An interesting article in the South China Morning Post (SCMP) highlights how China is shifting their procurement priority from minerals used in manufacturing (cobalt, copper) to the acquisition of food and agriculture products.
The impact is being felt throughout Africa, where mining companies are shutting down operations because Chinese demand no longer exists.
Articles like this highlight the ancillary impacts of a weakened Chinese economy.
Despite the proclamations by Beijing about their ability to withstand the withdrawal of the U.S. as a primary customer for manufactured goods, reality shows they cannot.
There is a confluence of events all leading to radical changes just below the surface.  China has been burning cash to subsidize industries impacted by U.S. tariffs.  Simultaneously Beijing has lowered the value of their currency in an effort to eliminate the tariff impact in the cost of their finished goods. However, as the ideological economic conflict between the U.S. and China continues, Beijing cannot hold their position indefinitely.

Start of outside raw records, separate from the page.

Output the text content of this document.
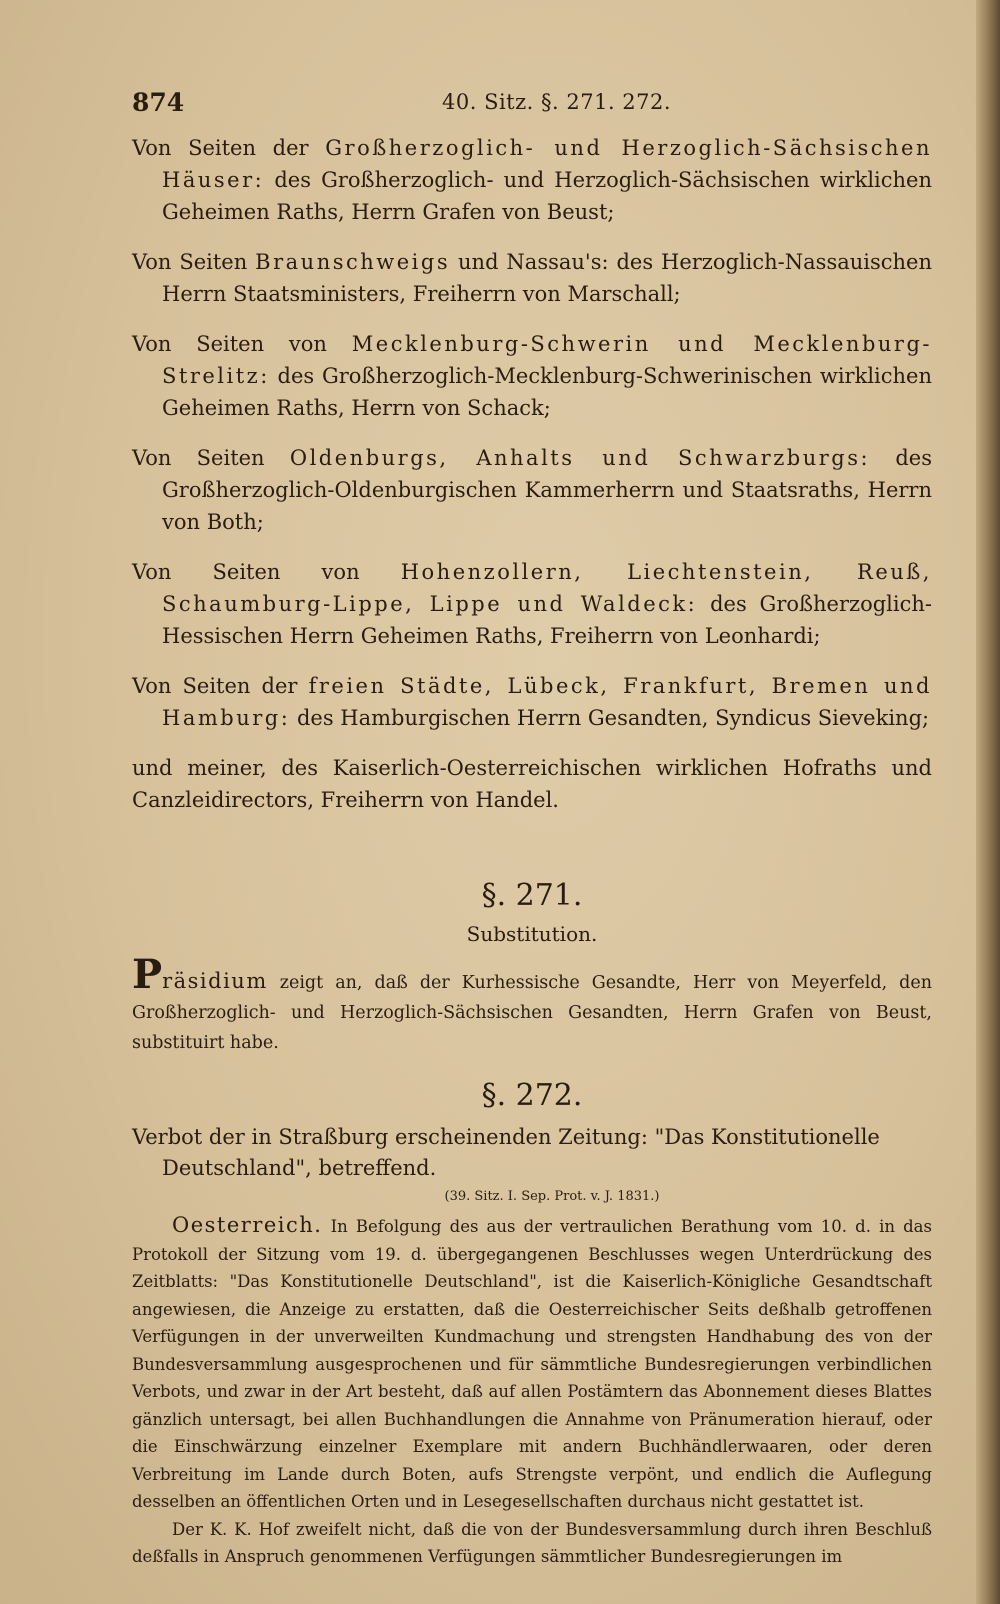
874	40. Sitz. §. 271. 272.

Von Seiten der Großherzoglich- und Herzoglich-Sächsischen Häuser: des Großherzoglich- und Herzoglich-Sächsischen wirklichen Geheimen Raths, Herrn Grafen von Beust;

Von Seiten Braunschweigs und Nassau's: des Herzoglich-Nassauischen Herrn Staatsministers, Freiherrn von Marschall;

Von Seiten von Mecklenburg-Schwerin und Mecklenburg-Strelitz: des Großherzoglich-Mecklenburg-Schwerinischen wirklichen Geheimen Raths, Herrn von Schack;

Von Seiten Oldenburgs, Anhalts und Schwarzburgs: des Großherzoglich-Oldenburgischen Kammerherrn und Staatsraths, Herrn von Both;

Von Seiten von Hohenzollern, Liechtenstein, Reuß, Schaumburg-Lippe, Lippe und Waldeck: des Großherzoglich-Hessischen Herrn Geheimen Raths, Freiherrn von Leonhardi;

Von Seiten der freien Städte, Lübeck, Frankfurt, Bremen und Hamburg: des Hamburgischen Herrn Gesandten, Syndicus Sieveking;

und meiner, des Kaiserlich-Oesterreichischen wirklichen Hofraths und Canzleidirectors, Freiherrn von Handel.

§. 271.

Substitution.

Präsidium zeigt an, daß der Kurhessische Gesandte, Herr von Meyerfeld, den Großherzoglich- und Herzoglich-Sächsischen Gesandten, Herrn Grafen von Beust, substituirt habe.

§. 272.

Verbot der in Straßburg erscheinenden Zeitung: "Das Konstitutionelle Deutschland", betreffend.

(39. Sitz. I. Sep. Prot. v. J. 1831.)

Oesterreich. In Befolgung des aus der vertraulichen Berathung vom 10. d. in das Protokoll der Sitzung vom 19. d. übergegangenen Beschlusses wegen Unterdrückung des Zeitblatts: "Das Konstitutionelle Deutschland", ist die Kaiserlich-Königliche Gesandtschaft angewiesen, die Anzeige zu erstatten, daß die Oesterreichischer Seits deßhalb getroffenen Verfügungen in der unverweilten Kundmachung und strengsten Handhabung des von der Bundesversammlung ausgesprochenen und für sämmtliche Bundesregierungen verbindlichen Verbots, und zwar in der Art besteht, daß auf allen Postämtern das Abonnement dieses Blattes gänzlich untersagt, bei allen Buchhandlungen die Annahme von Pränumeration hierauf, oder die Einschwärzung einzelner Exemplare mit andern Buchhändlerwaaren, oder deren Verbreitung im Lande durch Boten, aufs Strengste verpönt, und endlich die Auflegung desselben an öffentlichen Orten und in Lesegesellschaften durchaus nicht gestattet ist.

Der K. K. Hof zweifelt nicht, daß die von der Bundesversammlung durch ihren Beschluß deßfalls in Anspruch genommenen Verfügungen sämmtlicher Bundesregierungen im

[…]  A decelerating construction boom in China also has led to a decline in demand for copper while Beijing’s move to raise standards for electric vehicles qualifying for subsidies is depressing the market for cobalt.

An economic slowdown in some African countries is seen as tied to China’s economic slowdown, accelerated by the tariff battle. (link)

Countries that attached their economy to purchase agreements with China over the last 20 years became dependent on those exports.  As China slows or stops their purchases those dependent economies are now at risk.

[…] Martyn Davies, managing director of emerging markets and Africa at Deloitte, said China’s demand for commodities has underpinned Africa’s growth for 20 years.

“Any commodity-exporting economy’s growth model has been underpinned by China’s demand for commodities in the last generation,” Davies said.

“This in itself has resulted in complacency in many commodity exporting countries because if you had China growing at 7 or 8 per cent, you don’t need to struggle. “Unfortunately,” Davies said, “the world has changed.”  (link)

And now China’s biggest weakness starts to surface.  A country that cannot feed its own population even during the best of times, is now facing a downturn in economic and employment activity while the need to import food remains.

[…] analysts say that while countries that export cobalt, copper and iron ore will be hardest hit as Beijing – the major buyer of Africa’s hard commodities – diversifies the sourcing of its imports during the trade war, opportunities are opening up for exporters of soft commodities, such as agricultural products. (link)

There comes a time in the life of a panda when bamboo is no-longer taken for granted.